A variety of factors could be chilling the market, including a shrinking list of potential M&A targets left for operators still hunting for inorganic growth.
Many of the largest private E&Ps backed by institutional and private equity capital were plucked off the drawing board in the latest round of consolidation.
The list includes Vencer Energy, Tap Rock Resources, Hibernia Resources, Black Swan Operating, PetroLegacy Energy, Piedra Operating and Advance Energy Partners, which sold in deals with larger publics Civitas Resources, Ovintiv Inc., Vital Energy and Matador Resources.
Private Permian producers with considerable undrilled inventory remaining include Double Eagle IV, Summit Petroleum and BTA Oil Producers.
Enverus estimates that Double Eagle IV holds an attractive inventory of over 300 gross operated drilling locations across the core of the Midland Basin.
“That puts [Double Eagle IV] in a nearly unique scale among the private equity-backed privates that are left in the Permian,” Dittmar recently told Hart Energy.
Given the shortage of private acquisition opportunities left, Enverus expects public consolidation “to be the most likely route” for M&A markets going forward.
Other notable examples of public-public tie-ups in the Permian include Permian Resources’ $4.5 billion acquisition of Earthstone Energy last year and the APA-Callon deal.
Public consolidation is also happening outside of the Permian.
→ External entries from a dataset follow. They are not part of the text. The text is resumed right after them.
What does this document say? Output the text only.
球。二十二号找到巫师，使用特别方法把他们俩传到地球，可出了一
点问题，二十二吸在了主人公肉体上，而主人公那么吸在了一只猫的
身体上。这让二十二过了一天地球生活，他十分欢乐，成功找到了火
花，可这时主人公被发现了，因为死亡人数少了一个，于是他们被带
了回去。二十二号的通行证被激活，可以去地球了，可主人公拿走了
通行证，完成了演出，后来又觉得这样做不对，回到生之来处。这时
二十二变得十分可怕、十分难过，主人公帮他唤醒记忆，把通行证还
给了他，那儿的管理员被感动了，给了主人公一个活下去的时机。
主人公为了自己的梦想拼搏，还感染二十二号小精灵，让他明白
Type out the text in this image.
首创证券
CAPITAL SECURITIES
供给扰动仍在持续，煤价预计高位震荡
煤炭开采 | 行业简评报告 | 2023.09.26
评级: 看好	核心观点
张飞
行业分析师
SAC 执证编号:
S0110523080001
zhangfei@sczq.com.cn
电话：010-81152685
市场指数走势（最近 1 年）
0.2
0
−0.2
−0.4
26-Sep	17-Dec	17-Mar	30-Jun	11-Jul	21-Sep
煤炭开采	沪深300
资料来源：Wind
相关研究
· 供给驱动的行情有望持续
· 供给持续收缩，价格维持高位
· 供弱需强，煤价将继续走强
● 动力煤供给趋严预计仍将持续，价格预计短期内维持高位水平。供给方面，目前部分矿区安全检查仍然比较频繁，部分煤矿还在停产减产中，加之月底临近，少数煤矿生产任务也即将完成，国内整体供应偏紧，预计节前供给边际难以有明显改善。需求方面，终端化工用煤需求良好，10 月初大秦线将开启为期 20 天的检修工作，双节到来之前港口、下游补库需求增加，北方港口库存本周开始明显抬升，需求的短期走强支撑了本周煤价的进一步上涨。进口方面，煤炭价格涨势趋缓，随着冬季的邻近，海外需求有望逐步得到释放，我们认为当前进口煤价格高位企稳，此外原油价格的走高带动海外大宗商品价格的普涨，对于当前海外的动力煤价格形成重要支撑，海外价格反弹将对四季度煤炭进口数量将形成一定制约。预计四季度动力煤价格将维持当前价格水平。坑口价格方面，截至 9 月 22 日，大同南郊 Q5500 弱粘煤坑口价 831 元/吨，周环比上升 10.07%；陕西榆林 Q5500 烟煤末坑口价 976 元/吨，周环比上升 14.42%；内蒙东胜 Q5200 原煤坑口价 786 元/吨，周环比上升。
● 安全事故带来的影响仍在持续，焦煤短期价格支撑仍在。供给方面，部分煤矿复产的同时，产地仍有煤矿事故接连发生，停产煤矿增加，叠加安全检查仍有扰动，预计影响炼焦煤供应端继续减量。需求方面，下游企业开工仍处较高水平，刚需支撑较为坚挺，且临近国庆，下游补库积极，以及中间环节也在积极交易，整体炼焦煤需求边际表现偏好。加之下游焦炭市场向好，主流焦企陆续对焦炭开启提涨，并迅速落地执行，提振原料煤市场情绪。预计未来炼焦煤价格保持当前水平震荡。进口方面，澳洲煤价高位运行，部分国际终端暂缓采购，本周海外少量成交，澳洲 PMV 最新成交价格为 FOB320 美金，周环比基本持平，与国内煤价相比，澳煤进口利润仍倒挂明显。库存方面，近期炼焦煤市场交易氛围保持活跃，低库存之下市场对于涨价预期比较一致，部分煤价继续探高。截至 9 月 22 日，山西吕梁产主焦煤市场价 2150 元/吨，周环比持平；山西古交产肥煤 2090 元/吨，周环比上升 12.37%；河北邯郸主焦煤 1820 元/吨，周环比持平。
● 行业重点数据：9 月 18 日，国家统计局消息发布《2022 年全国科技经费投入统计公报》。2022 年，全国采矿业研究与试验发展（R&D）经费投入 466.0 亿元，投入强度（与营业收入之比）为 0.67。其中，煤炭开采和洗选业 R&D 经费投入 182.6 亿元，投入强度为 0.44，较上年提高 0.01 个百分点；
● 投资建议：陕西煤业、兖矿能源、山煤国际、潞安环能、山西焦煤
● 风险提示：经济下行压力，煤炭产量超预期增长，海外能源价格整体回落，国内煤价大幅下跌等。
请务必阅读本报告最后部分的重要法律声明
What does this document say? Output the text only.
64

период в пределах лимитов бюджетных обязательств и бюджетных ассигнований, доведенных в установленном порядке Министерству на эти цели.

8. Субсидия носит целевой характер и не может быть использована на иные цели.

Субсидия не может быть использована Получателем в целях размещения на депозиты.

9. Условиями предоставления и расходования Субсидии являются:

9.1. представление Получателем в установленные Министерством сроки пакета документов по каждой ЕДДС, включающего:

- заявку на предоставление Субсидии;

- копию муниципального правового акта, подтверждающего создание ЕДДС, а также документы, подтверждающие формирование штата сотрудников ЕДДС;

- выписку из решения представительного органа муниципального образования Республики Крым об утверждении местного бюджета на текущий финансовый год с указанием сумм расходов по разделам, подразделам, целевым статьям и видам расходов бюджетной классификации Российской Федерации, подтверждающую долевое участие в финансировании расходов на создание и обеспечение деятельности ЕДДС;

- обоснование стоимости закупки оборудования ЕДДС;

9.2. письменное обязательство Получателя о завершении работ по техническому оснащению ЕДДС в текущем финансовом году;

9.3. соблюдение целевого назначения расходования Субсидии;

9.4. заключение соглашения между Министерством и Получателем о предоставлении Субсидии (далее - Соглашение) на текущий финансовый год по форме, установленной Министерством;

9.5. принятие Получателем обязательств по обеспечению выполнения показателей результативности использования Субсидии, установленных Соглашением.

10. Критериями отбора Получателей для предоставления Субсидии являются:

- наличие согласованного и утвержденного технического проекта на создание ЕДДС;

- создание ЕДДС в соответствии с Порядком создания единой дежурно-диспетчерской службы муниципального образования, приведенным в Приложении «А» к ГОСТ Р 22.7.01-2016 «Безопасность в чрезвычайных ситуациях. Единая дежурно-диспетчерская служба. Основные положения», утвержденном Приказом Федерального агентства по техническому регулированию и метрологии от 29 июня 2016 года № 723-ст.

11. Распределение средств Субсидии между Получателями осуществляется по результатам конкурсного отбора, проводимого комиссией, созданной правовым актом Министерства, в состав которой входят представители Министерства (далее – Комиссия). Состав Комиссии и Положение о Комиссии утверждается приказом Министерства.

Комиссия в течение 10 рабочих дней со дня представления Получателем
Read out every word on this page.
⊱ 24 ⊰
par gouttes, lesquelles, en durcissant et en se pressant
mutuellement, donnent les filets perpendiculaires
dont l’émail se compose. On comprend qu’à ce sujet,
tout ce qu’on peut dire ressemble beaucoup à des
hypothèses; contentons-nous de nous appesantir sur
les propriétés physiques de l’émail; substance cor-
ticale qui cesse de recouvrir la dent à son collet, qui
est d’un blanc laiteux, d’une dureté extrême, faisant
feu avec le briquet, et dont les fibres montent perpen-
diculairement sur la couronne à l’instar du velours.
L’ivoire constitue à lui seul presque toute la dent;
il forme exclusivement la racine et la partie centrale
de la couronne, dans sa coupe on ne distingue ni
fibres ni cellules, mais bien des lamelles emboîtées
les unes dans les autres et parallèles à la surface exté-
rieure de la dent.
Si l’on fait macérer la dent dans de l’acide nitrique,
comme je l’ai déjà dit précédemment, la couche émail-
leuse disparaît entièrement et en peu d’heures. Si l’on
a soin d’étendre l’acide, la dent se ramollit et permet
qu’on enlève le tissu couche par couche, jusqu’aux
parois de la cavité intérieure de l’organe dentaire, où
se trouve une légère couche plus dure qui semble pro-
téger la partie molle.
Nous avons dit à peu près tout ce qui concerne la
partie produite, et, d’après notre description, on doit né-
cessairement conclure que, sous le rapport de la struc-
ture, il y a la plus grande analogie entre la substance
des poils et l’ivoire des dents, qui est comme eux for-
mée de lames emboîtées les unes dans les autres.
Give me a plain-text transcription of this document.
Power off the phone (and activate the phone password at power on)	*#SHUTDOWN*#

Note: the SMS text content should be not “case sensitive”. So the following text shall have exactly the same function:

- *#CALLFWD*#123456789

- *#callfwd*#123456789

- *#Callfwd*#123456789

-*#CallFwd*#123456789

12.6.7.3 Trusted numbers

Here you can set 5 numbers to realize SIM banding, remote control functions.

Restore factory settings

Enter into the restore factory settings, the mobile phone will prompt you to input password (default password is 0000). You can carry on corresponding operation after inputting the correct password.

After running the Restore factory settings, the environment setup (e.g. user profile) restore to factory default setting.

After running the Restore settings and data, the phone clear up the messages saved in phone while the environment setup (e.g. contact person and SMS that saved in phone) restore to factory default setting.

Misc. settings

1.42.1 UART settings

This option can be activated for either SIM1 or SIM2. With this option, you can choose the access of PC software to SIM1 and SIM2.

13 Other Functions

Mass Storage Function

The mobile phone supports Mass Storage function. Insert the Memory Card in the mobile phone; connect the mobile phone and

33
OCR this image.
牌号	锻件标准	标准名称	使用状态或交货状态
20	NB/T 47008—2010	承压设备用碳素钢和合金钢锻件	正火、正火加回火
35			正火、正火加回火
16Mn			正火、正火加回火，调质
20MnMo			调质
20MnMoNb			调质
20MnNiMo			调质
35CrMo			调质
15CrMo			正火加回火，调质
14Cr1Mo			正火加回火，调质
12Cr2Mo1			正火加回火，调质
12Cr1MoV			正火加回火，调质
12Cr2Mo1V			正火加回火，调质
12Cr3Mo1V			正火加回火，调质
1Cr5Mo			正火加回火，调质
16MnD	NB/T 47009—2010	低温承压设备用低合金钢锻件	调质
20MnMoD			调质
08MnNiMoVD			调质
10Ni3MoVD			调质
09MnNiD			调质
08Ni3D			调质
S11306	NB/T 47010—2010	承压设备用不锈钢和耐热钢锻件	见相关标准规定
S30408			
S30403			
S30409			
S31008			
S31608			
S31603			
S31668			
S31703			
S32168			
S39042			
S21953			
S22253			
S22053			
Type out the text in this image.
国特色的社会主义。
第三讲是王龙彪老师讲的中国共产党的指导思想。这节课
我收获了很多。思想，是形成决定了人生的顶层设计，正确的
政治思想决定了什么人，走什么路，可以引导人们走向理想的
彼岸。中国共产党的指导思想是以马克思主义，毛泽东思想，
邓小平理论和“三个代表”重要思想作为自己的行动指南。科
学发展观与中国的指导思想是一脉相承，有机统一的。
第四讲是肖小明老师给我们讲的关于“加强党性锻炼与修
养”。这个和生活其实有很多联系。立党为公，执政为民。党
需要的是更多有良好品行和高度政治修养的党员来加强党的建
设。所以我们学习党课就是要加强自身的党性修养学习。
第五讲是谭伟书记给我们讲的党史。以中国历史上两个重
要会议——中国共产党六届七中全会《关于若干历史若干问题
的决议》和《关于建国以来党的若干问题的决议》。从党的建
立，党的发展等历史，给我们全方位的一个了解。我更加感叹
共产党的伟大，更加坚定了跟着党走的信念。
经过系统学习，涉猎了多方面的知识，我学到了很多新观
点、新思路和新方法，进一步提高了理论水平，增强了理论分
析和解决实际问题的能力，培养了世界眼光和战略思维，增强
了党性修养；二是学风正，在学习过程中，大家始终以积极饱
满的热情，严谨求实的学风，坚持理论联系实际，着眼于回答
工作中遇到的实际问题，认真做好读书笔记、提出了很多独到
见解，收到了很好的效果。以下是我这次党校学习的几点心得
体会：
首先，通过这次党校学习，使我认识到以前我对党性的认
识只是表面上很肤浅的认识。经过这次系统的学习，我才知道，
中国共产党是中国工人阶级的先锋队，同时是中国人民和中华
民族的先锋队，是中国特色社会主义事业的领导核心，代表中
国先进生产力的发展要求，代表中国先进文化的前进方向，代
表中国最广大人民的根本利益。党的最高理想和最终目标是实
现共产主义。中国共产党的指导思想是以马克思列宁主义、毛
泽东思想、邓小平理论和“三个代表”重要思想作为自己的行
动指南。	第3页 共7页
Haynesville Shale and Appalachia gas producers Chesapeake Energy and Southwestern Energy are combining in a $7.4 billion merger.
The Chesapeake-Southwestern deal is less about improving the combined company’s inventory runway and more about boosting exposure to expanding U.S. LNG export capacity, Enverus said.
Chord Energy and Enerplus Corp. are also combining in a $4 billion cash-and-stock deal to become one of the biggest players in the Williston Basin of North Dakota and Montana.
But deals are also being slowed down by increasing antitrust scrutiny by the Federal Trade Commission.
The FTC has requested additional information regarding the largest energy industry transactions signed last year—Exxon’s Pioneer acquisition, the Chesapeake-Southwestern merger and Chevron’s $53 billion acquisition of rival Hess Corp.